Published online Aug 7, 2017. doi: 10.3748/wjg.v23.i29.5257
Peer-review started: March 21, 2017
First decision: April 26, 2017
Revised: May 1, 2017
Accepted: July 4, 2017
Article in press: July 4, 2017
Published online: August 7, 2017
Processing time: 142 Days and 7.9 Hours
In recent decades, biotechnology produced a growth of knowledge on the causes and mechanisms of metabolic diseases that have formed the basis for their study, diagnosis and treatment. Unfortunately, it is well known that the clinical features of metabolic diseases can manifest themselves with very different characteristics and escape early detection. Also, it is well known that the prognosis of many metabolic diseases is excellent if diagnosed and treated early. In this editorial we briefly summarized two groups of inherited metabolic diseases, the defects of cholesterol biosynthesis and those of bile acids. Both groups show variable clinical manifestations but some clinical signs and symptoms are common in both the defects of cholesterol and bile acids. The differential diagnosis can be made analyzing sterol profiles in blood and/or bile acids in blood and urine by chromatographic techniques (GC-MS and LC-MS/MS). Several defects of both biosynthetic pathways are treatable so early diagnosis is crucial. Unfortunately their diagnosis is made too late, due either to the clinical heterogeneity of the syndromes (severe, mild and very mild) that to the scarcity of scientific dissemination of these rare diseases. Therefore, the delay in diagnosis leads the patient to the medical observation when the disease has produced irreversible damages to the body. Here, we highlighted simple clinical and laboratory descriptions that can potentially make you to suspect a defect in cholesterol biosynthesis and/or bile acids, as well, we suggest appropriate request of the laboratory tests that along with common clinical features can help to diagnose these defects.

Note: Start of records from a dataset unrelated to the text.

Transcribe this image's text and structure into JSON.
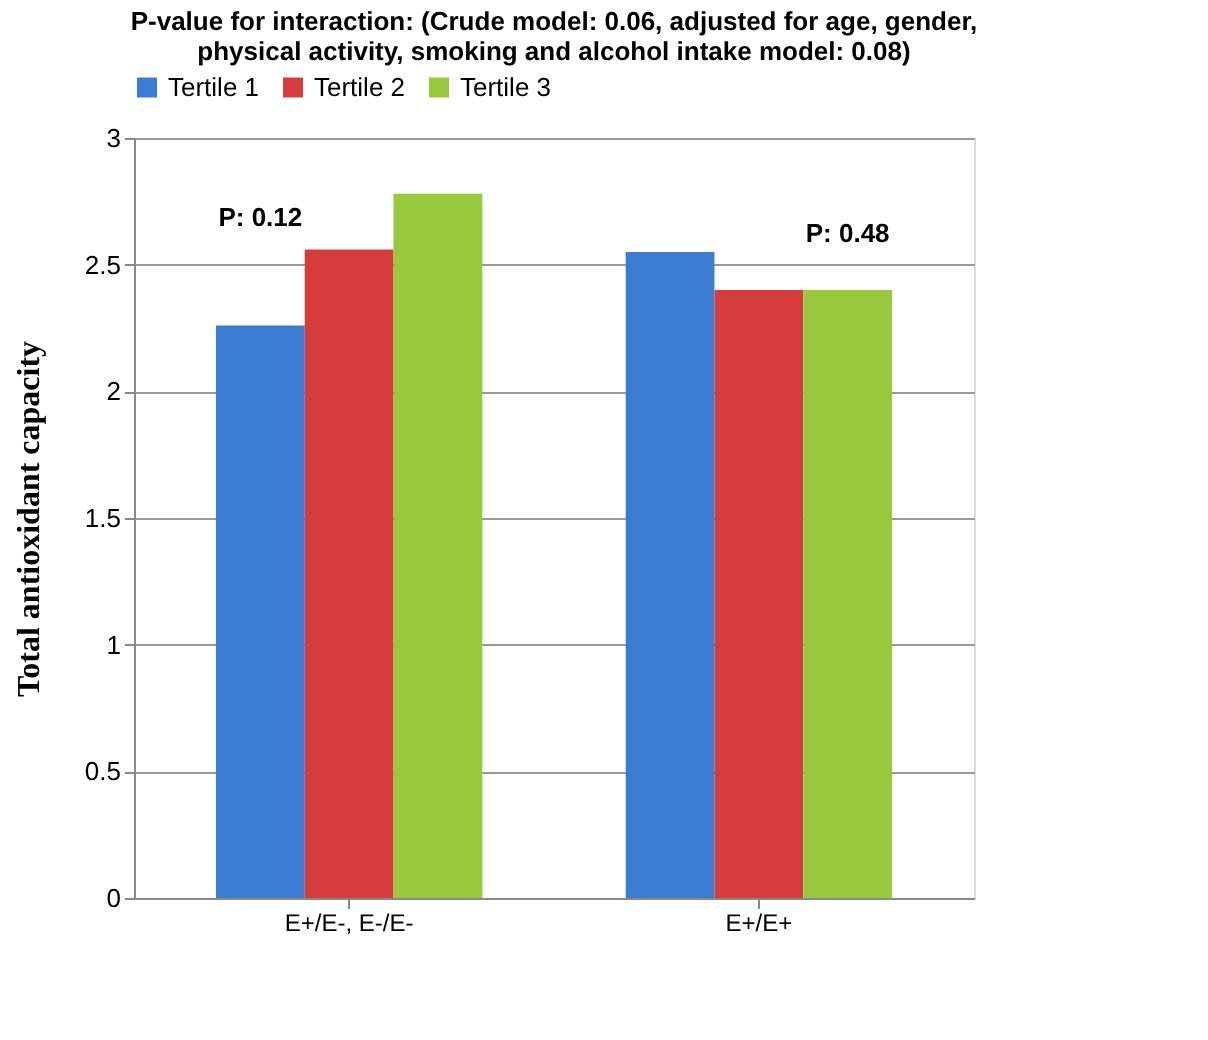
{
  "chart_data": {
    "type": "bar",
    "title": [
      "P-value for interaction: (Crude model: 0.06, adjusted for age, gender,",
      "physical activity, smoking and alcohol intake model: 0.08)"
    ],
    "ylabel": "Total antioxidant capacity",
    "categories": [
      "E+/E-, E-/E-",
      "E+/E+"
    ],
    "series": [
      {
        "name": "Tertile 1",
        "color": "#3c7dd4",
        "values": [
          2.26,
          2.55
        ]
      },
      {
        "name": "Tertile 2",
        "color": "#d63c3c",
        "values": [
          2.56,
          2.4
        ]
      },
      {
        "name": "Tertile 3",
        "color": "#98c93c",
        "values": [
          2.78,
          2.4
        ]
      }
    ],
    "annotations": [
      "P: 0.12",
      "P: 0.48"
    ],
    "ylim": [
      0,
      3
    ],
    "yticks": [
      0,
      0.5,
      1,
      1.5,
      2,
      2.5,
      3
    ],
    "grid": "y",
    "legend": "top"
  }
}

Core tip: The genetic defects of cholesterol and bile acid biosynthesis are characterized by a diversity of clinical findings affecting the liver, the intestine, and the nervous system. Many of these defects are efficaciously treatable but owing to mild phenotypes many cases can escape to an earlier diagnosis and are identified after few years or adulthood with irreversible injuries or more difficult to treat. Here, we highlighted simple clinical and laboratory descriptions that can potentially make you to suspect a defect in cholesterol biosynthesis and/or bile acids, in order to reduce the diagnostic delay and to improve the prognosis of these defects.